We begin to get at the real impact of Sturtevant’s work with her explanation that, “The brutal truth of the work is that it is not a copy. The push and shove of the work is the leap from image to concept. The dynamics of the work is that it throws out representation” (E. Sturtevant, quoted in U. Kittelmann and M. Kramer, Preface to The Brutal Truth, Ibid., p. 19). In other words, Sturtevant was not merely imitating Warhol’s Marilyn Diptych, but was instead masterfully replicating the creative process that Warhol used to get from his source material, a publicity still, to a work of fine art. Understood through this lens, Sturtevant’s work is a sharp, self-reflexive exercise in examining the art-making process—the way that an object can be transformed into art—and how the creative “leap” actually transpires. The question that she answers is why something was made the way it was, in the time that it was, versus using a different method. As Blistène comments, “It is not a question of having, on one side, the model and, on the other, the duplicate. Not a question of some sort of crutches or other: lines, grids, square, tracing, projection…or other such devices. But of summoning with sufficient intensity the memory of images viewed in order to be able to recreate and invent them. Not stubbornly worrying about the resemblance alone but working towards an absent original in a convincing manner. Taking the same tools and the same colors. Understanding why and how it is done. Attempting to convoke the observed details” (B. Blistène, “Label Elaine,” Ibid., p. 37).

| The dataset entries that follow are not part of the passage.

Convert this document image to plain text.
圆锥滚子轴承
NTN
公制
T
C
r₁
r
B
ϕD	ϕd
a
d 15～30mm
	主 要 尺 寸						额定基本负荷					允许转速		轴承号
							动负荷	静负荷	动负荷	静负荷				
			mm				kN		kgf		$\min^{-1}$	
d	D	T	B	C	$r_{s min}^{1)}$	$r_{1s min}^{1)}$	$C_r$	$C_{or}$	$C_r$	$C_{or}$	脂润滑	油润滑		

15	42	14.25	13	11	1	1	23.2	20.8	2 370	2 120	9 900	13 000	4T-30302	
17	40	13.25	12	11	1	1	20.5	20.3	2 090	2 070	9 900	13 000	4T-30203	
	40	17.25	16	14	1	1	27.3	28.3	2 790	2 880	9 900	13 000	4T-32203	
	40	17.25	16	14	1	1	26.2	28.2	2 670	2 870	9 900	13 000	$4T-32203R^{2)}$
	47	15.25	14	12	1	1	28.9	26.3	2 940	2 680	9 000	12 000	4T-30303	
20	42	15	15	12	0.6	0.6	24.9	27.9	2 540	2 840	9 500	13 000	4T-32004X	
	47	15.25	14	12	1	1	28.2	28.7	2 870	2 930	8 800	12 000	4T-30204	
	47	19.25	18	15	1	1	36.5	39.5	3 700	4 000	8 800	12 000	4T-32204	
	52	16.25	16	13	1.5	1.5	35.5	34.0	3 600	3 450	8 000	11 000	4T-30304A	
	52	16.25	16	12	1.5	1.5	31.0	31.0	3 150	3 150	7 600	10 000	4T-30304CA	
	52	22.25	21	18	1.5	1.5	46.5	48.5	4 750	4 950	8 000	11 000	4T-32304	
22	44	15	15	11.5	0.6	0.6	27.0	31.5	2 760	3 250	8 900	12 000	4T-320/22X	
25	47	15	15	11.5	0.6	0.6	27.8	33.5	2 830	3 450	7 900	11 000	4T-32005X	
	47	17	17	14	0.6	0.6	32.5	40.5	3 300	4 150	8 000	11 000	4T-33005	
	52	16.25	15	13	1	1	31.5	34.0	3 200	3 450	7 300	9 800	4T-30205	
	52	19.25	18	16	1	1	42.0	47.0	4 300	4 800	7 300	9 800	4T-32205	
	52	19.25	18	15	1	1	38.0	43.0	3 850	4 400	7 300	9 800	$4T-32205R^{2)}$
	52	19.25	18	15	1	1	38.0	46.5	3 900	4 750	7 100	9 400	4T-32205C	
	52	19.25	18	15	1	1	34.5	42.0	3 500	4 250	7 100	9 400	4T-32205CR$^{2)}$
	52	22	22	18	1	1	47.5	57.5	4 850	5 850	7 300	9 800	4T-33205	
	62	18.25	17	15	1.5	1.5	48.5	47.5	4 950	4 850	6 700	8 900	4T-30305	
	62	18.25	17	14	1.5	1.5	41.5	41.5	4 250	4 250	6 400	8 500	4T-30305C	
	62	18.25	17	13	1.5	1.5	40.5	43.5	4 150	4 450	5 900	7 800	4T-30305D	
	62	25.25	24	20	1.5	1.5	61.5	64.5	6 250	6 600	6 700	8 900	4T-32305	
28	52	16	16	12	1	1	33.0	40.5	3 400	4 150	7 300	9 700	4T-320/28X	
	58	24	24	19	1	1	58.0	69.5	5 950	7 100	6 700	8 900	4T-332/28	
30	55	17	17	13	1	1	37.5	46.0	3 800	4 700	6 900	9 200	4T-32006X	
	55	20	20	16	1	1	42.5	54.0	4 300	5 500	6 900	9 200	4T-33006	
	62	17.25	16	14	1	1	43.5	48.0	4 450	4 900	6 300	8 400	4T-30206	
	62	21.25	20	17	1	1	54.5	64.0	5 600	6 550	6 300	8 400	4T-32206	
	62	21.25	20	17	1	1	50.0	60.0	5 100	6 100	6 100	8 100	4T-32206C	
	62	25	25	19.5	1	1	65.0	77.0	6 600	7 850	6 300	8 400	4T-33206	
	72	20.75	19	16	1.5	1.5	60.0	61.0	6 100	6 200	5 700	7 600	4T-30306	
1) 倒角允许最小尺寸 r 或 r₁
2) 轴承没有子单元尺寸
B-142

Warhol Diptych is a major work in Sturtevant’s oeuvre, and powerful evidence for the value of the image in today’s media-saturated society. The looping, replication and repetition that figure so prominently in her work are also evocative of the way we manage, process and utilize images in the face of the digital age’s endless proliferation of media. In this age and more than ever, Sturtevant speaks to the salient issues of the art world, affirming that appropriation can be a radically generative process.